[178] Als Kaiser Jimmu seine ruhmvolle Laufbahn auf Erden beendet hatte und in den Himmelsgefilden göttlicher Ehren theilhaftig ward, überlebten ihn vier Söhne. Drei dieser Söhne hatte ihm die Kaiserin, seine Gemahlin, geschenkt, während der vierte, der älteste von allen, eine andere Mutter hatte.
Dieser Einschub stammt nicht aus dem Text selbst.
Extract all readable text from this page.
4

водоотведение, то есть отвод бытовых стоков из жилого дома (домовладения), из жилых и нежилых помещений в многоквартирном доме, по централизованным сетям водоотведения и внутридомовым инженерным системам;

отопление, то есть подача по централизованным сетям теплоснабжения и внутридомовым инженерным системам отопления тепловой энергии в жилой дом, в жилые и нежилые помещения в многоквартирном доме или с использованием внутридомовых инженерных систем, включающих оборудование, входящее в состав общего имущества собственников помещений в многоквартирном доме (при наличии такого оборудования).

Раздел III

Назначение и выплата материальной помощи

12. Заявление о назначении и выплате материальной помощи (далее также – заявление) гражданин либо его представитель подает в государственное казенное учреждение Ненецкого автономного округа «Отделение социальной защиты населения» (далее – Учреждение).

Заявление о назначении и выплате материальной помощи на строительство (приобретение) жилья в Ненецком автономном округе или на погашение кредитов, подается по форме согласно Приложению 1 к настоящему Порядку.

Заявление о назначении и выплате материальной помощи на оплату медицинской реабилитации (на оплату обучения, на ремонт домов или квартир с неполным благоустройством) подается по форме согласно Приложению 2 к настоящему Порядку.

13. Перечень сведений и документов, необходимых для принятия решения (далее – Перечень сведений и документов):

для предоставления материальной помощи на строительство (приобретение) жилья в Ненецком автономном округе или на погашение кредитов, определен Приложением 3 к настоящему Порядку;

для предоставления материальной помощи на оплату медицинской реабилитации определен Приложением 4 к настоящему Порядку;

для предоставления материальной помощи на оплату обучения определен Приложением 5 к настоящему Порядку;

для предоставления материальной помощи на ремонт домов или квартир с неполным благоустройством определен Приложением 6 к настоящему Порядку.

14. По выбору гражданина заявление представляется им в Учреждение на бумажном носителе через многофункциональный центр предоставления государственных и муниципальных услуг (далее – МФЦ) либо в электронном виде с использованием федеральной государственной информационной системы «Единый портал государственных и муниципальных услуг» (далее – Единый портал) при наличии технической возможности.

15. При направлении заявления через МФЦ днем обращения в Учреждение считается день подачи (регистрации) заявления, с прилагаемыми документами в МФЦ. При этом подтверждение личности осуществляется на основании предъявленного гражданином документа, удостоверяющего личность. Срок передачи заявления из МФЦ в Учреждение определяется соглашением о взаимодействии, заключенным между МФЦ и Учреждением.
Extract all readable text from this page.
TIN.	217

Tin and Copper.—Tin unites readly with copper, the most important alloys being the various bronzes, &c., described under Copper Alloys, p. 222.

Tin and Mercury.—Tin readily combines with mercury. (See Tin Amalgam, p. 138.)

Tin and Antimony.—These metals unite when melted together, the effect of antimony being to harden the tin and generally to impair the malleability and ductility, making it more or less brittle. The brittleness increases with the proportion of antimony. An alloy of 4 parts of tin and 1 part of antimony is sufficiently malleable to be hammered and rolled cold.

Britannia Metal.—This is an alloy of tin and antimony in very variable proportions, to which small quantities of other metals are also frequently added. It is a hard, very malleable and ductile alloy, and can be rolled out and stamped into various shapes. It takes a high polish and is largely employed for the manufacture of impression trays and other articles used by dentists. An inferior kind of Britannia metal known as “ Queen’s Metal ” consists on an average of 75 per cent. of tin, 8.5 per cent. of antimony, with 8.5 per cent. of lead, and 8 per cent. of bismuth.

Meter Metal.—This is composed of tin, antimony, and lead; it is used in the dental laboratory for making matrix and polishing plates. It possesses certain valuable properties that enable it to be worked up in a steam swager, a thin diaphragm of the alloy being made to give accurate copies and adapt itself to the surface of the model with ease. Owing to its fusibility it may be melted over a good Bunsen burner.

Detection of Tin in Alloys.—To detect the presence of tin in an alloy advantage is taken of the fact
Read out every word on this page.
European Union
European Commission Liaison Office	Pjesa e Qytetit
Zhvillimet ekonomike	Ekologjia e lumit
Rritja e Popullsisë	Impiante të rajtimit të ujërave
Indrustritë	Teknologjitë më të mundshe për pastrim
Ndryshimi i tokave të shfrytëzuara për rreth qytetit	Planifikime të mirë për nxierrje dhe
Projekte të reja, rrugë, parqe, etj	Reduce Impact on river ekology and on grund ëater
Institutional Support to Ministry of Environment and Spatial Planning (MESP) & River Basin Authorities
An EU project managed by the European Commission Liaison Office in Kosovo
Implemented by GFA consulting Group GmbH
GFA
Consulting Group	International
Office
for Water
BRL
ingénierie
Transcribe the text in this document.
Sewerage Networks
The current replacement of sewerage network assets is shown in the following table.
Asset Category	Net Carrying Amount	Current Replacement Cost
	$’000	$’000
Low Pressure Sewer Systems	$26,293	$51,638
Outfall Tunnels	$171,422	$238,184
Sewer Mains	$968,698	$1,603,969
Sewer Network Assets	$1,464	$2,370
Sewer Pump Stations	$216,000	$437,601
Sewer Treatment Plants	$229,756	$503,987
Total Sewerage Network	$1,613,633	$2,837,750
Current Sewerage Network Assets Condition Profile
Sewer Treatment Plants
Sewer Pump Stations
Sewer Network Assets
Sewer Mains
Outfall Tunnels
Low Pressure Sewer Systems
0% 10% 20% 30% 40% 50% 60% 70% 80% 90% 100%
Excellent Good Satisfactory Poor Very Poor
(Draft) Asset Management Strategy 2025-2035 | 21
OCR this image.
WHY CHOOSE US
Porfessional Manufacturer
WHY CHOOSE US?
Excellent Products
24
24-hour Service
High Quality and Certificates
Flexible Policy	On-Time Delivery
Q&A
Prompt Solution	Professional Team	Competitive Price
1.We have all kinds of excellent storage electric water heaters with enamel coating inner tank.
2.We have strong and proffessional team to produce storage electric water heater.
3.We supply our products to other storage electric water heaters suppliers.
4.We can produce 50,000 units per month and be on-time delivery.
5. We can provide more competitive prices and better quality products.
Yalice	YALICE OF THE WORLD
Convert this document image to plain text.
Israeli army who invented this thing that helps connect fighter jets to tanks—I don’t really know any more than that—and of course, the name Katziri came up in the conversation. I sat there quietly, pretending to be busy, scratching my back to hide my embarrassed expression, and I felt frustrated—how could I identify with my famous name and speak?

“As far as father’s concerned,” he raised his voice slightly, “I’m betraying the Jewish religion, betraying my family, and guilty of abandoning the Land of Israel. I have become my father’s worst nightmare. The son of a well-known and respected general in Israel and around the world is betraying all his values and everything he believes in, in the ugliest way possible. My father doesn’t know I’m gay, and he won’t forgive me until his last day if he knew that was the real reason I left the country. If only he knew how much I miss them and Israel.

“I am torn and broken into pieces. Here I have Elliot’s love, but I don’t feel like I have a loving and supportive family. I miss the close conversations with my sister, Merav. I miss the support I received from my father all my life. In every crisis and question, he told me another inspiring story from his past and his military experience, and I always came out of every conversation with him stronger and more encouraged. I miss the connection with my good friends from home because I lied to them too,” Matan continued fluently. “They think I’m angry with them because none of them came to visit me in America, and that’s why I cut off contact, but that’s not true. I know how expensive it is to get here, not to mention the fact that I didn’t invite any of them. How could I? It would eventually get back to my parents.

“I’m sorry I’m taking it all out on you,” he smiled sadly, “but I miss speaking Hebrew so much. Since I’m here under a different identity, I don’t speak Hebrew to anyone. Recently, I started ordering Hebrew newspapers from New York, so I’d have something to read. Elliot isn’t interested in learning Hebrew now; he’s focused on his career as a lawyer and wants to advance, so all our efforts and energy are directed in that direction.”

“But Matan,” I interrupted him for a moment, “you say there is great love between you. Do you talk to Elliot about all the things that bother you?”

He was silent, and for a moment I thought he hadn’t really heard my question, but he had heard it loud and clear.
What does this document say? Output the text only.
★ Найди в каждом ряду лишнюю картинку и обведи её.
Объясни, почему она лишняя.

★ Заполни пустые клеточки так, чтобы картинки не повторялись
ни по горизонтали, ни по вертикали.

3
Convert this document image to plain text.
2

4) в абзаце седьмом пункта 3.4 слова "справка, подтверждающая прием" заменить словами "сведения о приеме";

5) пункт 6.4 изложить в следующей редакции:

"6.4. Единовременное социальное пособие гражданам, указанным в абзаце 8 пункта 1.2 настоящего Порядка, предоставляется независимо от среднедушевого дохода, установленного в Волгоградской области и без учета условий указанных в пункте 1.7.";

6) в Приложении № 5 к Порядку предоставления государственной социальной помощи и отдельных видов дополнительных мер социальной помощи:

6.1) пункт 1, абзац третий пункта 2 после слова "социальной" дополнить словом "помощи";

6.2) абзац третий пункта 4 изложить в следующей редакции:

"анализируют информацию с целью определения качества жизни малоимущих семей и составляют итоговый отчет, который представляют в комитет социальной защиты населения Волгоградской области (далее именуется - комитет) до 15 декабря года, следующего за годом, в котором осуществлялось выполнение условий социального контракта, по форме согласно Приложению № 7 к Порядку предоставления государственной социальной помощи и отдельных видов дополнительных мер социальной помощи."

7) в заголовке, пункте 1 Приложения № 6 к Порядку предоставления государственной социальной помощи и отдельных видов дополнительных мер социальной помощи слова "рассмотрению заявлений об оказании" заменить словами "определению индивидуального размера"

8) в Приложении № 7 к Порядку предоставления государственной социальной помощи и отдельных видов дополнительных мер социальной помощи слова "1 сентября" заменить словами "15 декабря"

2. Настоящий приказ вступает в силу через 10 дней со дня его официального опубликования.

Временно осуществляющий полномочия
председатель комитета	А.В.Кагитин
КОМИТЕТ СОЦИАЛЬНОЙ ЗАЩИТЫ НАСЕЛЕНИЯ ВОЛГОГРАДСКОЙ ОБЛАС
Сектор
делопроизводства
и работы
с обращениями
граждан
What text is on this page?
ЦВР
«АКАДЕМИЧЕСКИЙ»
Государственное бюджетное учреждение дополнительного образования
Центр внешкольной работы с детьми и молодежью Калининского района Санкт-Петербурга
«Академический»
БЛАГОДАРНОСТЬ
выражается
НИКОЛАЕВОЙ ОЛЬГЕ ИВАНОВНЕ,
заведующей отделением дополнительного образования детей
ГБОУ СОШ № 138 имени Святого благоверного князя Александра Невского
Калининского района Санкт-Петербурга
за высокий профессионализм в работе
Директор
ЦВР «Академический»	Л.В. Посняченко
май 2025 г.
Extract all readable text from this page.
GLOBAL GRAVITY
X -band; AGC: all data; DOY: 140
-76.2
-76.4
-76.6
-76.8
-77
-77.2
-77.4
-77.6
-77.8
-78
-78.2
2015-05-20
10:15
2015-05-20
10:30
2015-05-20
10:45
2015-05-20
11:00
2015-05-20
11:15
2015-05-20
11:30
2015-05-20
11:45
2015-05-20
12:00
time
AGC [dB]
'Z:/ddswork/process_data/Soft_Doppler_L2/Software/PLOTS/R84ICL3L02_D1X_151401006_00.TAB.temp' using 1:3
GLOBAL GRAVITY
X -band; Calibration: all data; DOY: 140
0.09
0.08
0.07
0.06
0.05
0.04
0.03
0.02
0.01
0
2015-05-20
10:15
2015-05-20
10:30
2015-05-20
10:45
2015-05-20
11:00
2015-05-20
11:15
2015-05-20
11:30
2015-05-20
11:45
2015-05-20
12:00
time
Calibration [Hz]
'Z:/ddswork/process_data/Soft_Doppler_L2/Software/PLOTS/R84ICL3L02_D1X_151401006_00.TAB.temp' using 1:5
Dieser bekam als Erbtheil von seinem kaiserlichen Vater nur eine kleine Provinz, mit der er sich begnügen sollte, während die anderen drei das große, herrliche Kaiserreich erben sollten.
Tagischimimi, so hieß der Enterbte, war indeß keineswegs gewillt, sich in sein Schicksal zu fügen, und da er wohl einsah, daß er geradezu gegen den Willen seines kaiserlichen Vaters nichts ausrichten konnte, so nahm er zu Tücke und Hinterlist seine Zuflucht. Mit freundlich geschmeidigem Wesen wußte er die Kaiserin Wittwe so zu umgarnen, daß sie einwilligte, seine Gemahlin zu werden. Kaum war dies geschehen, so versuchte er festen Fuß auf dem Herrscherthron zu fassen, indem er seine drei Brüder tödtete.[178]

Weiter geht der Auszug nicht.